By Jana Zoriry – EMTV Online, Port Moresby
A Trinidad writer has won the ‘2018 COMMONWEALTH SHORT STORY’ Prize.
Kevin Jared Hosein stunned the jury chaired by the novelist and poet Sarah Hall with “a truly crafted piece of fiction” to claim the world’s most global literary prize.
Hosein was surprised by the announcement and says he was not expecting to be the winner.
“First to be among this eclectic quintet of winning stories, all with central resonating themes – happiness, connection, isolation, freedom, repression, acceptance; then, to be chosen from that, I feel incredibly honoured that this Trinidadian tale has travelled so far”.
Novelist and poet, Sarah hall described Hosein’s story “a truly crafted piece of fiction”.
“Our winning story, ‘Passage ‘, was immediately and uniformly admired by the judges. It is an uncanny bar story, about a man who hears a strange tale, only to become part of the tale’s re-lived strangeness.
It balances between formal language and demotic, ideas of civility and ferality, is tightly women and suspenseful, beautifully and eerily atmospheric, and finally surprising,” says Sarah Hall.

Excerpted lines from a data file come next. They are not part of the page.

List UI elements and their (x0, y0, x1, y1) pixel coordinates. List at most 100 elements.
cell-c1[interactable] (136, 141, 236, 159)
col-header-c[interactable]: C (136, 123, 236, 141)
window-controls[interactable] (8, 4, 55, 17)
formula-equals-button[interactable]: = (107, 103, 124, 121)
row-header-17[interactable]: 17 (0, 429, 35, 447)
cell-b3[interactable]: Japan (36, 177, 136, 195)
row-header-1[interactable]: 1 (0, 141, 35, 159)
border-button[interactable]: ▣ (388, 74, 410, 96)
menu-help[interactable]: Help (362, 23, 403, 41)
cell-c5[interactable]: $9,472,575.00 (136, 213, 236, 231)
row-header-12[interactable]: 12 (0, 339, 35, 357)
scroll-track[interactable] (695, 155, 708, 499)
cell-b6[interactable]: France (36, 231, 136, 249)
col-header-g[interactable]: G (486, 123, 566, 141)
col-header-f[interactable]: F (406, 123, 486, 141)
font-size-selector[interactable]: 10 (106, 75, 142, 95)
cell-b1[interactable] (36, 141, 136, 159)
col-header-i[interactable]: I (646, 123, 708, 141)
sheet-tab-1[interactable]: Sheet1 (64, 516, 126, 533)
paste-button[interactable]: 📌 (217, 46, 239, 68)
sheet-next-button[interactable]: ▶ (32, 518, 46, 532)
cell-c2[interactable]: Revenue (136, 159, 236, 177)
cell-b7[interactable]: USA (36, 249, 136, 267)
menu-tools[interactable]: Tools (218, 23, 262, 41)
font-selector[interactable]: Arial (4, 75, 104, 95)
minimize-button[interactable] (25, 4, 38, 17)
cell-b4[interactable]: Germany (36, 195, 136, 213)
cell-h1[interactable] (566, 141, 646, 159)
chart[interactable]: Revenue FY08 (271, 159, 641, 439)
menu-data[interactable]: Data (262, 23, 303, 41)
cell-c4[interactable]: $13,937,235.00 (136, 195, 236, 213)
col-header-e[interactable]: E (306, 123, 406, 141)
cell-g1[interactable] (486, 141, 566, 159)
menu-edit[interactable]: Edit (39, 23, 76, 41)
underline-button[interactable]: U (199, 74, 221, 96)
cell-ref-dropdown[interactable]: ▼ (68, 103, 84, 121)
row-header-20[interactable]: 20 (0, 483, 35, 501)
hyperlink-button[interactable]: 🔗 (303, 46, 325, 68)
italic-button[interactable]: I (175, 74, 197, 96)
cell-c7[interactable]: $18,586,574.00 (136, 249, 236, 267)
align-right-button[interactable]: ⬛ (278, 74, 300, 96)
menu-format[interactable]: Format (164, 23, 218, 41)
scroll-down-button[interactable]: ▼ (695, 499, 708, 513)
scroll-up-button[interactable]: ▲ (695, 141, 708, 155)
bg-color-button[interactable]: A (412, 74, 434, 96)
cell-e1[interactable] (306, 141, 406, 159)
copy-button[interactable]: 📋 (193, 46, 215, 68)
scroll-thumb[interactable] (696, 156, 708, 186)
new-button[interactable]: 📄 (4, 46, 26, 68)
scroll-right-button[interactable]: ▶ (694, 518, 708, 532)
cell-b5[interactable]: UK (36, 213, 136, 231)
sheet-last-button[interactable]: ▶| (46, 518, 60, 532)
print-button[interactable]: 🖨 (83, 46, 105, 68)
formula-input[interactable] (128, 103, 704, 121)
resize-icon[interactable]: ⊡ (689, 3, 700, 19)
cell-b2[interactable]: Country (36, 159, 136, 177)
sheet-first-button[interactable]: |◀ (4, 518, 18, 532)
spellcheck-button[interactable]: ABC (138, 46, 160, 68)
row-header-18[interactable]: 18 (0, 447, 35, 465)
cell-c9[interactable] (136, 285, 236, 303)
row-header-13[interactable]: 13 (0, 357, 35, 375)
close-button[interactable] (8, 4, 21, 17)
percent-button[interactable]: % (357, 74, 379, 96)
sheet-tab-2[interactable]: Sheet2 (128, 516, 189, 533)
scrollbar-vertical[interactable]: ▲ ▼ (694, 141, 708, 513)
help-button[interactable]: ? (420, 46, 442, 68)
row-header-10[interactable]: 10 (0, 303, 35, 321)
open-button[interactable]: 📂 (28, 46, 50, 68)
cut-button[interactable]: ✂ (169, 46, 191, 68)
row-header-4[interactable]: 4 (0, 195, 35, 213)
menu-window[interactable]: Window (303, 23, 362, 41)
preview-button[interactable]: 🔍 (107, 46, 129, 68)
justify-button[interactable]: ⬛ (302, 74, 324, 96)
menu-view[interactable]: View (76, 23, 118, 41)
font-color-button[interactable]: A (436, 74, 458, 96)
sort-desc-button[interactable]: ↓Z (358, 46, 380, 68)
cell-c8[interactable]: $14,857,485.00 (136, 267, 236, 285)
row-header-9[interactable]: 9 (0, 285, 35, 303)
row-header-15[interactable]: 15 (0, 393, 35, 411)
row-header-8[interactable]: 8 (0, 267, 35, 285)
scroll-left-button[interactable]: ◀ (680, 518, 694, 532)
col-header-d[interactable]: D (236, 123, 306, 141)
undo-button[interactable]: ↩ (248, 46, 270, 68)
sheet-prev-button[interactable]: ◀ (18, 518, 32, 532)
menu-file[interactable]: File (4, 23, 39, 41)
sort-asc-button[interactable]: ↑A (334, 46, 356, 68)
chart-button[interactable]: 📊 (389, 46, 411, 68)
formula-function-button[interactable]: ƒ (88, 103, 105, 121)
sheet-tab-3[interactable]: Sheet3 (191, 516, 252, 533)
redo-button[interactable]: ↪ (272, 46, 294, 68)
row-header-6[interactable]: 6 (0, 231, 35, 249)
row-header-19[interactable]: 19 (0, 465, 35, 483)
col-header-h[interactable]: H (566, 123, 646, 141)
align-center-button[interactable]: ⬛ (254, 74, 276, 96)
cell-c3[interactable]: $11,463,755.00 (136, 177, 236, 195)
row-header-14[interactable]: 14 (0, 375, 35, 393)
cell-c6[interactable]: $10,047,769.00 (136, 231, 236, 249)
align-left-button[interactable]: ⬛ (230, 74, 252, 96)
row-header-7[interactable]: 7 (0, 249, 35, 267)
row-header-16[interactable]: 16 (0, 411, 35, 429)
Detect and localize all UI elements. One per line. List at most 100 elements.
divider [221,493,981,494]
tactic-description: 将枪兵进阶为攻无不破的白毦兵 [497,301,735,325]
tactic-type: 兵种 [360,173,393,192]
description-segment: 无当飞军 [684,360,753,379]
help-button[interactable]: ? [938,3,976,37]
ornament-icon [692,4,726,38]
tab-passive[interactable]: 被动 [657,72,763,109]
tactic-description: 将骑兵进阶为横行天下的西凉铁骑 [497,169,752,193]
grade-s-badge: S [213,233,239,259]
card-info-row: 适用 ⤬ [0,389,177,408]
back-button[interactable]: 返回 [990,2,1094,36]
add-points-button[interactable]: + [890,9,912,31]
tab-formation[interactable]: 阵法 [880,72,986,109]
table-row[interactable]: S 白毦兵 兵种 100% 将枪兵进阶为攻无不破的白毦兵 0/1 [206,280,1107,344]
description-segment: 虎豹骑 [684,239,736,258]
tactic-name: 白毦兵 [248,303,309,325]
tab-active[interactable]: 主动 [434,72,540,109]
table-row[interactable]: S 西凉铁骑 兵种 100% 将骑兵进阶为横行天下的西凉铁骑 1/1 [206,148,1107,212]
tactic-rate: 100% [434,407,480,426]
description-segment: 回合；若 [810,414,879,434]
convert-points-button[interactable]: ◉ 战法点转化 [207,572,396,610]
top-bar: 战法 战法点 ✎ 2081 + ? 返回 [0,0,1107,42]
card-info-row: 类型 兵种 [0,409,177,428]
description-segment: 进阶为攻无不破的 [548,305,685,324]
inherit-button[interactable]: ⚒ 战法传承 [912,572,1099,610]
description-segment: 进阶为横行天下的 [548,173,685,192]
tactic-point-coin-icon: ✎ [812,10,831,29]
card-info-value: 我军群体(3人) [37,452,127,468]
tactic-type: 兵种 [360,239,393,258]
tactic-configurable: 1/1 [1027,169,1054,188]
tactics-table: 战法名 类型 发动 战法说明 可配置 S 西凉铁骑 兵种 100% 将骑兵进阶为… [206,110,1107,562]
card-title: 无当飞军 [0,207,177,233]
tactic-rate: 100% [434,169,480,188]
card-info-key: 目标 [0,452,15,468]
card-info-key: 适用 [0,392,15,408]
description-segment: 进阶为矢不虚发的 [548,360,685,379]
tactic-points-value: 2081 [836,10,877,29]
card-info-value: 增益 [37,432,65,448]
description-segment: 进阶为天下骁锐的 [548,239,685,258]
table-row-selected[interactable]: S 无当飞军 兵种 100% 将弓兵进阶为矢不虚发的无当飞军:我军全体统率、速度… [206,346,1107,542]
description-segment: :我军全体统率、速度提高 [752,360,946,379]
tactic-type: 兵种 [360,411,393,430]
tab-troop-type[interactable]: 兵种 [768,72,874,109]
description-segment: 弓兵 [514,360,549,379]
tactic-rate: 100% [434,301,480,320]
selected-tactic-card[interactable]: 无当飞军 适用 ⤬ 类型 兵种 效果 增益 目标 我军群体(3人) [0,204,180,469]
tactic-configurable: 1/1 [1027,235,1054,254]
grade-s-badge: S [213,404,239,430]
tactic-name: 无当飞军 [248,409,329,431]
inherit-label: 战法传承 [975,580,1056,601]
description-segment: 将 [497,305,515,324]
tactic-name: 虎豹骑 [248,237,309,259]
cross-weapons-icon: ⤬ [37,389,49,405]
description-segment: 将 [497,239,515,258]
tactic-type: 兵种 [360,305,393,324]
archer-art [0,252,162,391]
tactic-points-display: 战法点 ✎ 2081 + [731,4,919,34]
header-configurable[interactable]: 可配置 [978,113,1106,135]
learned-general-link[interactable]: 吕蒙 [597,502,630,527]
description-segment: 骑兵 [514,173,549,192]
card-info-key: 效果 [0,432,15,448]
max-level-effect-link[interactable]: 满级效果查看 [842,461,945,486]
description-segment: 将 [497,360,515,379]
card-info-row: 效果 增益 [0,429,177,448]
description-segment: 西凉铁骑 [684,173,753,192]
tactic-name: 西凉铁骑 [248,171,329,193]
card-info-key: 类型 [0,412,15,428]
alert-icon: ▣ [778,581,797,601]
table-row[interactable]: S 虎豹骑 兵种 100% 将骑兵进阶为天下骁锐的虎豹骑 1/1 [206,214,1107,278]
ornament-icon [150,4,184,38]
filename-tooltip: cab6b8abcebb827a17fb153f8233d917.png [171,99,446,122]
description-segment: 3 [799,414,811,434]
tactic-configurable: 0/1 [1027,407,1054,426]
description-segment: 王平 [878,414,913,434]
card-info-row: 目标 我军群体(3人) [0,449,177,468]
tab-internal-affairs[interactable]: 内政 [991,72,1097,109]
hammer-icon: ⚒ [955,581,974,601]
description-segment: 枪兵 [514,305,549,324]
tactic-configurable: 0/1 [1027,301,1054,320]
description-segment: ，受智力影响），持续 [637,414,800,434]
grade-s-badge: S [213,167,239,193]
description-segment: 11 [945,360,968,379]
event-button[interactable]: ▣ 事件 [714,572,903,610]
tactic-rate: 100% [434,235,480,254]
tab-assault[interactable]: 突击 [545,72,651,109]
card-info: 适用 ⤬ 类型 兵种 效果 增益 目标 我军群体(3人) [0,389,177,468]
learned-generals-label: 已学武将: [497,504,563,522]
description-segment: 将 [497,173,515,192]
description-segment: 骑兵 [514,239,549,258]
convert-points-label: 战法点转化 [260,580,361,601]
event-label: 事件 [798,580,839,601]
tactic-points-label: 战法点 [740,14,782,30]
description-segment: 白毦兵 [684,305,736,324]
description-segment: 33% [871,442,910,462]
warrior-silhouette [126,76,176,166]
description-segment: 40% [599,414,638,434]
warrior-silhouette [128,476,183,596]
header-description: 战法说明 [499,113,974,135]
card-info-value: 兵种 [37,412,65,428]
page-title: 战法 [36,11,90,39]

Hosein hoped that others in his region were inspired by this accomplishment.
Hosein had written three books, The Beast of Kukuyo (Burt Award for Caribbean Literature), The Repenters (OCM Bocas Prize for Fiction shortlist) and Littletown Secrets. He had been shortlisted twice for the Small Axe Prize Prose, and his work has been featured in numerous publications, such as Lightspeed, Adda and most recently, We Mark Your Memory: Writing from the Descendants of Indenture.